The evangelization of the family is a pastoral priority. The flow of refugees or displaced persons, the pandemic of AIDS but also the radical changes in contemporary society have broken up numerous families, undermining the family institution with the risk of weakening the very social fabric.
It is important at all levels of diocesan and social life to encourage Catholics to preserve and promote the fundamental values of the family. In this spirit, it is right to be attentive to the human and spiritual preparation of couples for marriage and to follow up the pastoral care of families, recalling the eminent dignity of Christian marriage, one and indissoluble, and proposing a solid conjugal spirituality so that families may grow in holiness.
The consecrated life is present in the Democratic Republic of the Congo in the rich diversity of its forms. I affectionately greet all the consecrated people; they are concerned to witness to Christ's love among their brethren.
I pay homage in particular to those who, despite the emergency, have chosen to stay with the tried peoples in order to provide them with the help, comfort and spiritual support they need. I ask all consecrated people, irreplaceable signs of the Kingdom that is coming, to bear a prophetic witness in the Church and in Congolese society, calling them especially, in perfect faithfulness to the evangelical counsels, to reject every temptation of withdrawal into self and to spread a real spirit of brotherhood among all.

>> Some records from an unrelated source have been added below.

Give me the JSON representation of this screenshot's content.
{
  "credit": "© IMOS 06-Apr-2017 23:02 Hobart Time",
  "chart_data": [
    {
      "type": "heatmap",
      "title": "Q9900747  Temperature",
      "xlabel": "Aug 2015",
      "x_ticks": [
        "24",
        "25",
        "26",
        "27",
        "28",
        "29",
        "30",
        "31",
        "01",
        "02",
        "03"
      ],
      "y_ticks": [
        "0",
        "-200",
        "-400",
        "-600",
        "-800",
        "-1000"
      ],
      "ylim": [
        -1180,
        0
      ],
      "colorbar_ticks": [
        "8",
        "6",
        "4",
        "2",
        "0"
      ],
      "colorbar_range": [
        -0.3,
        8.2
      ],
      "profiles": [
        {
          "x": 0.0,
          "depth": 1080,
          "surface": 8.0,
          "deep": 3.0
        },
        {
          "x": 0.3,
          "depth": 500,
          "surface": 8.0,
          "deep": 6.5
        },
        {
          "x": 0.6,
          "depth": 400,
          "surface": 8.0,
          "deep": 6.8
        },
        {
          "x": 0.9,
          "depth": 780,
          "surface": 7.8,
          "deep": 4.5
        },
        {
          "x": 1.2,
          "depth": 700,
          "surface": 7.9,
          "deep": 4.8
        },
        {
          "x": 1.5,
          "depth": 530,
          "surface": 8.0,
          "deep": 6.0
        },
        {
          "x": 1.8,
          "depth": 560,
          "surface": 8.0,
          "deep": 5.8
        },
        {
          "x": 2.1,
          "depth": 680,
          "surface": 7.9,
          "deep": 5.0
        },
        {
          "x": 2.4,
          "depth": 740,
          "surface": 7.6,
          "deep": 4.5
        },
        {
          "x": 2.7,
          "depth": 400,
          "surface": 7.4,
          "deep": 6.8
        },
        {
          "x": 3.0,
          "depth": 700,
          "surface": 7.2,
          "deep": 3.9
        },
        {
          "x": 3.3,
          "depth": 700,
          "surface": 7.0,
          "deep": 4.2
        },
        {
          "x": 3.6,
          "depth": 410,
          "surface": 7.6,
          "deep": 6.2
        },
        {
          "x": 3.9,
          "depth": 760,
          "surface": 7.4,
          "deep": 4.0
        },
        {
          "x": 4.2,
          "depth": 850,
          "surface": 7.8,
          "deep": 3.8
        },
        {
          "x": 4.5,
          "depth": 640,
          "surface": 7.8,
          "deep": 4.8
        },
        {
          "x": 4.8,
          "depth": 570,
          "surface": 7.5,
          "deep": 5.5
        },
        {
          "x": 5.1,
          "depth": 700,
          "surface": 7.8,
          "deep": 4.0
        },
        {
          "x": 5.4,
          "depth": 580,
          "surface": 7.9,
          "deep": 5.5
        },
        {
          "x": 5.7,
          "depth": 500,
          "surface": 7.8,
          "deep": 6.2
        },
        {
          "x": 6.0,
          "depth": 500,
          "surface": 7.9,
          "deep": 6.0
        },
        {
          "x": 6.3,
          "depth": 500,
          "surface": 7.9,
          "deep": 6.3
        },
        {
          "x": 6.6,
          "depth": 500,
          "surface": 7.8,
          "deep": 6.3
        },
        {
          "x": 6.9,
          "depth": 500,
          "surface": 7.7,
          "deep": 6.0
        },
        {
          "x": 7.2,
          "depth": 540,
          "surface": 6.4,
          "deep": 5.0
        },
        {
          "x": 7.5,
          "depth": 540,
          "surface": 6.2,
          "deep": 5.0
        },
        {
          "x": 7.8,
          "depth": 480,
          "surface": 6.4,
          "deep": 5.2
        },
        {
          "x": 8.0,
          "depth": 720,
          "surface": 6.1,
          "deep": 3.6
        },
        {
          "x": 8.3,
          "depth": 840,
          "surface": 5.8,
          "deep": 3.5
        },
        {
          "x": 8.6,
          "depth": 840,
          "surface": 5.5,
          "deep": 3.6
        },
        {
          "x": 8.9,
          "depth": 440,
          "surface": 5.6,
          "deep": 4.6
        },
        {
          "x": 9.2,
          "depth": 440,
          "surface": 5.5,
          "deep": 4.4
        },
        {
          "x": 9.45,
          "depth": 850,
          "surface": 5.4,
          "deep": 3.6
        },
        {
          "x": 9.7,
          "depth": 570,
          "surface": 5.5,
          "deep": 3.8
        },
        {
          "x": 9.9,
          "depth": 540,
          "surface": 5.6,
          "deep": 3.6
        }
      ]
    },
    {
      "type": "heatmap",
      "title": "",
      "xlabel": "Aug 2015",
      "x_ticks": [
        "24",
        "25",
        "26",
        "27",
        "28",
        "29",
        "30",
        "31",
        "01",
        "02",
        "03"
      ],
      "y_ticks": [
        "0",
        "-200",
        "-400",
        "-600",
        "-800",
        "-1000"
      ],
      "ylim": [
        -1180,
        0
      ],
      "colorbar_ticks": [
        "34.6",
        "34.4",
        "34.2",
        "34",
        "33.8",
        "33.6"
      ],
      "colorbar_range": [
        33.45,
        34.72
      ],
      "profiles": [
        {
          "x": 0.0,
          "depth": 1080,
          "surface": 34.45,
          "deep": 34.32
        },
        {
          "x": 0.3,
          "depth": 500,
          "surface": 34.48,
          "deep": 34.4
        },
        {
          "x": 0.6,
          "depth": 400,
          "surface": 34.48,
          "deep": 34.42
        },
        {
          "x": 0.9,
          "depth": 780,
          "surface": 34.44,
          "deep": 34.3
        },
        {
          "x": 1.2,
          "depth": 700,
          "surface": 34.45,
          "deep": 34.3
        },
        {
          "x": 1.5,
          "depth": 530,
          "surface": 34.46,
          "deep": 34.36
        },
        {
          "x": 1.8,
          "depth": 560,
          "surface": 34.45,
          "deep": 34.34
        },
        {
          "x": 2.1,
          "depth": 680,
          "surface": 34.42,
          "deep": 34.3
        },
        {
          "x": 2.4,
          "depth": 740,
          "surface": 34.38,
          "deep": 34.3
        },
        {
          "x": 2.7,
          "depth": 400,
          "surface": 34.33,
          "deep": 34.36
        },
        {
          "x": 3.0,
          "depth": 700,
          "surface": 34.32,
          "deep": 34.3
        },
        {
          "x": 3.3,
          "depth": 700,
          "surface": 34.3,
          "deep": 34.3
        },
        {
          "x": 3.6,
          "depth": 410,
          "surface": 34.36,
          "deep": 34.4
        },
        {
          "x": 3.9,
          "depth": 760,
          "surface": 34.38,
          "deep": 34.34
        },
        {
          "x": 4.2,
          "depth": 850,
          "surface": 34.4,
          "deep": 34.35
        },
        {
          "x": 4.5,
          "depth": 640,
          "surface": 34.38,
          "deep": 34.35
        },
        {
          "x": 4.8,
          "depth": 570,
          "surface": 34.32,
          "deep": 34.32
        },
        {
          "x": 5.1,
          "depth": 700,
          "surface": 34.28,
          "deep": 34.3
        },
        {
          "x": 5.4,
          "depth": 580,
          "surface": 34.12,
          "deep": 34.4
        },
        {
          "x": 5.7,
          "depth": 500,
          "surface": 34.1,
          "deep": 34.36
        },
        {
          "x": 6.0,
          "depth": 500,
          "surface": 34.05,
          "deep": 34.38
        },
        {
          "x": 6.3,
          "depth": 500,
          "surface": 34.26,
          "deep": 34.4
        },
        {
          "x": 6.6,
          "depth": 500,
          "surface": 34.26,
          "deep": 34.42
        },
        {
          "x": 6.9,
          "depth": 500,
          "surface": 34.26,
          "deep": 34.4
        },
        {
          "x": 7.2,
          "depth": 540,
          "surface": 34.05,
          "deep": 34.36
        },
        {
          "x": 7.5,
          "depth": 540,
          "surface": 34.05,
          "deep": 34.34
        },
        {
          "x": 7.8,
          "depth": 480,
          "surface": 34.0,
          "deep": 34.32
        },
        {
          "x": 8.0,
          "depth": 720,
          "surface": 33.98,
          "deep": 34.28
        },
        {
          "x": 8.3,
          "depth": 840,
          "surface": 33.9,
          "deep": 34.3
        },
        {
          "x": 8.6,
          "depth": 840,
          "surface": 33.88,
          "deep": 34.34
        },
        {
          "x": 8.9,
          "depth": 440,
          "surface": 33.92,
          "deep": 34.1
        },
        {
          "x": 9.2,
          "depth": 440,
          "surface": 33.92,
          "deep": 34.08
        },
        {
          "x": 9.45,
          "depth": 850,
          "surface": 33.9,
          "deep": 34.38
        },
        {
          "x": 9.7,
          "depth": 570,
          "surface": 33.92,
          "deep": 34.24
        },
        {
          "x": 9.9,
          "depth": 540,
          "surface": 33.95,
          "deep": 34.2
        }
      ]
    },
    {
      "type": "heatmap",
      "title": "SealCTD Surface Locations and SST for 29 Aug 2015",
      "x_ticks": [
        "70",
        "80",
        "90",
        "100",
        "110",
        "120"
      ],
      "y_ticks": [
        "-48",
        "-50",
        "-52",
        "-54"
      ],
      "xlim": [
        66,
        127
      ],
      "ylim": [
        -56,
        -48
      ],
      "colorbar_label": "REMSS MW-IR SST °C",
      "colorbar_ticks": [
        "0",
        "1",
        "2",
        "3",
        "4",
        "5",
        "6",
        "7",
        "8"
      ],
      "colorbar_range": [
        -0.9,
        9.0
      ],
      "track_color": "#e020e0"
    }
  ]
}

Young people have great vitality; they are a real treasure for the Church and for the whole Country. However, they constitute a population that has been rendered fragile by an insecure future, by the experience of precariousness and by the distressing ravages caused by AIDS. It is your task to nourish their faith and hope by offering them a solid Christian formation.
One thinks in particular of the pastoral projects for the human and spiritual rehabilitation of street children and child soldiers.
I also appeal to the Catholic schools and to all who are concerned with the formation and education of youth to give them the means to grow in charity, to build a sense of duty and to develop mutual respect in the apprenticeship of dialogue and community service, so that they may be active evangelizers and contribute to the renewal of the social fabric.
Dear Brothers in the Episcopate, at the end of our Meeting, how can I omit to tell you once again of the well-grounded hope I share with you of seeing reconciliation and peace triumph in your Country and throughout the Great Lakes Region! May all those who preside over the future of the Nation join forces to act responsibly in order to achieve a lasting peace!
I also appeal to the International Community not to forget Africa, especially by pursuing courageous and determined action to consolidate your Country's political and economic stability.
Lastly, I urge your communities to undertake "an extensive process of education and witness aimed at making everyone more aware of the need for a fuller appreciation of the truth of peace" (Message for World Day of Peace 2006, n. 16, 8 December 2005; L'Osservatore Romano English edition, 21 December, p. 7).
On returning to your Dioceses, take back to all your priests, deacons, men and women religious, catechists and lay faithful the affection of the Successor of Peter, who calls them to live the service of charity in their daily lives while being more and more united in Christ, and who imparts to them as well as to you a special Apostolic Blessing.